Performance looks good overall, but it hasn’t been tested in real competition.
Probably not faster overall, but maybe in light airs…I think we have seen that the speed limitation of Footys is their size, and many designs appear to be equally competitive…but I keep looking for the best combination of the myriad design tradeoffs.
It points beautifully, and sails hands-off upwind even in chop like the pics…Scott Spacie took them while sailing in pretty strong wind.
It doesn’t submarine at all (LOL) except in big gusts…actually I’m quite happy that the reserve bouyancy in the bow does it’s job pretty well. The price is more bow wave than I like under certain conditions…I’ll be working on that. See attached “outtake” pics. Submarining does not appear to be exascerbated by the high rig.

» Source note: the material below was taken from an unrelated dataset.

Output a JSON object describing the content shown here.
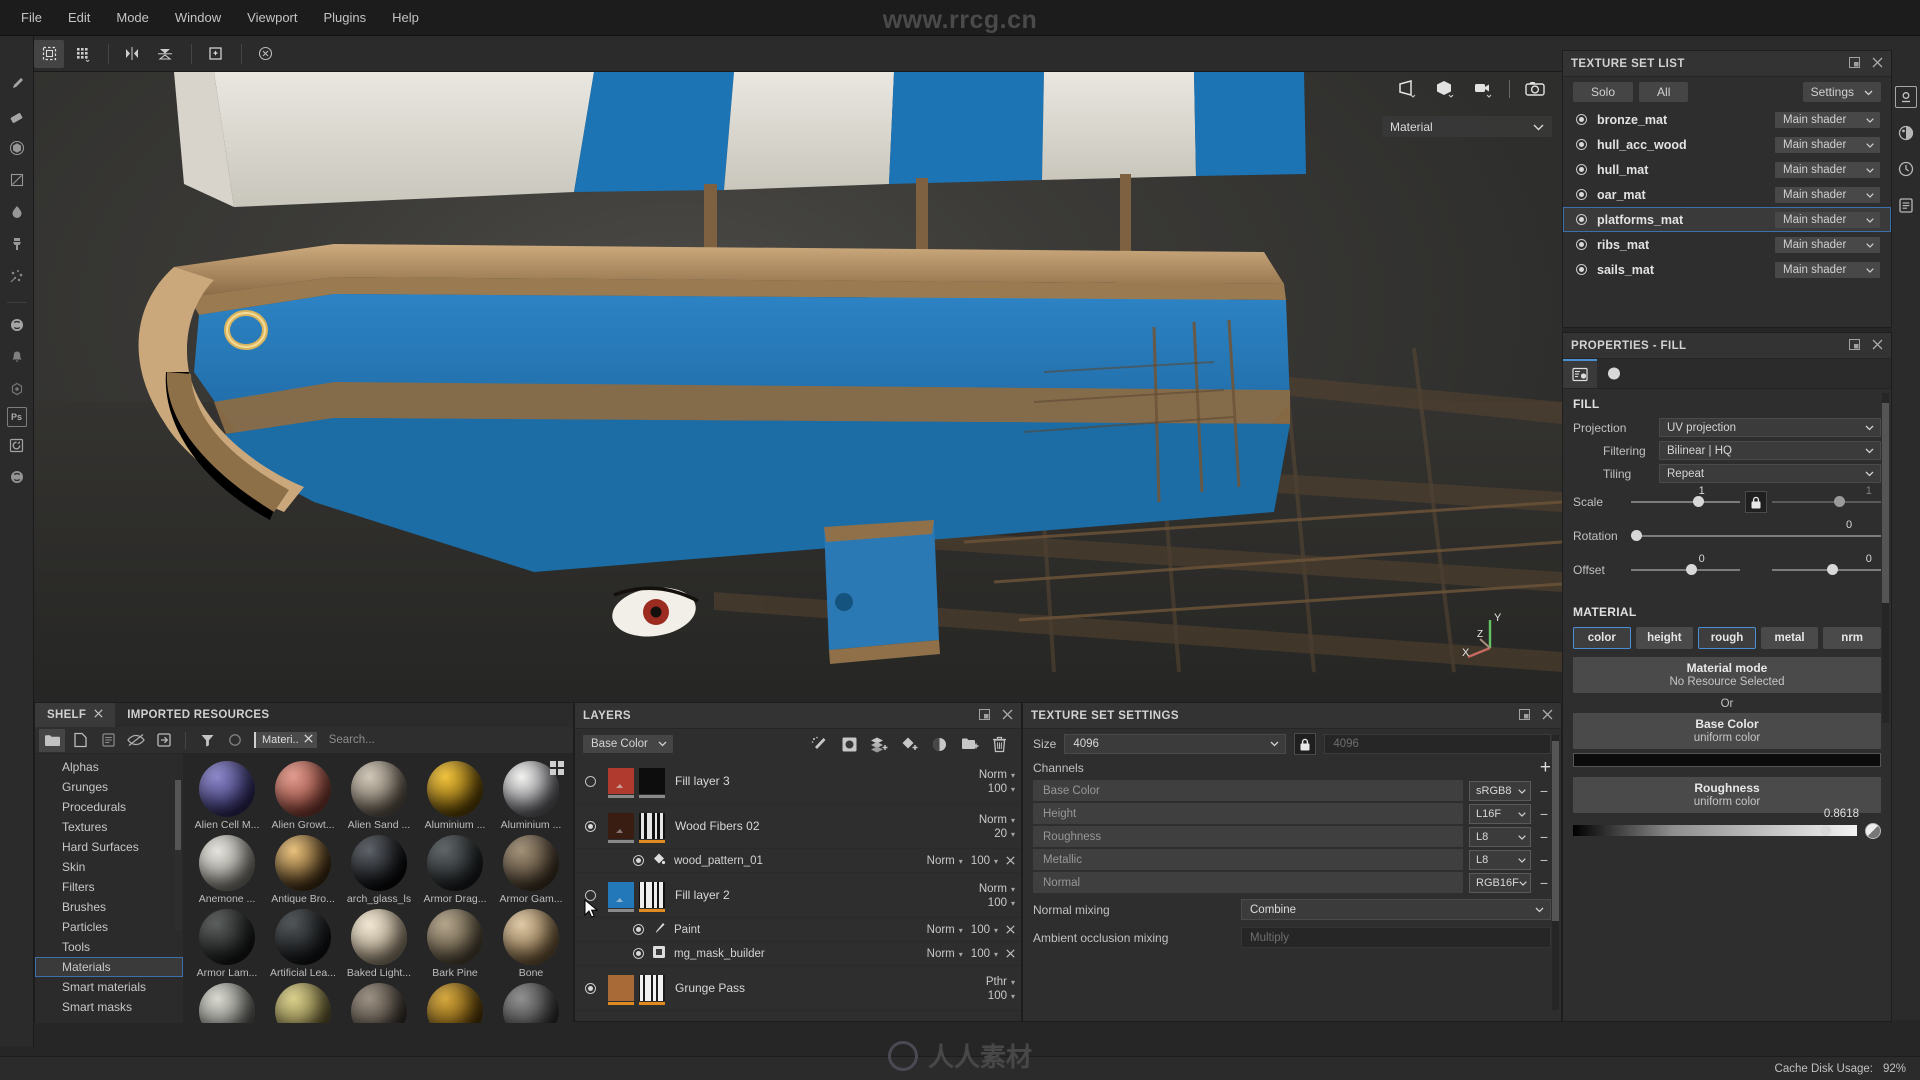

Here’s some comments from Scott: “Bill, This morning, at 2:24, I had an ‘aha’ moment (actually it was more of a ‘duh’ moment). I figured out what caused the handling problems I had had yesterday and how I should have rigged the boat to prevent it. It caused me to reflect on what a great job the Ranger really had done. A lot of the time when I was fumbling with the camera, the boat was sailing ‘hands off’ in as bad a chop as I have ever seen at Heckscher. At the same time, ten miles south, on a smaller, more protected pond, the wind was literally shredding a fleet of Victorias – including the #4 boat at the nationals! As you noticed in the pictures, the bow worked exactly as it was designed to do. The boat never submarined or did the Razor 7 (both of them) trick of sailing happily with solid water back past the mast. I still have no idea of relative speed as I can’t find another skipper to sail against. Orangeburg never thawed, the guys down south had gone home when I got there, and we are back in a cold snap that is too much for me, so that question will go unanswered for a while yet. The red-trimmed rig you saw in the pictures is the B2 one we talked about after the nationals last year. It is half way between the B and the C and was just perfect for winds that gusted in the high 20’s.”
The pros/cons of the high rig are undetermined, so far. Some argument has been made that it might actually improve lift downwind…but I’m not ready to to stake any claims. I did it to clear the box…no other reason.
One of the brilliant things about the box rule is that there’s no free lunch. To increase LWL, you give up fin depth and raise the rig which reduces righting moment…classic tradeoffs. When Roger proposed the box dimensions, I think he got it just right…enough room to play, but ya gotta pay.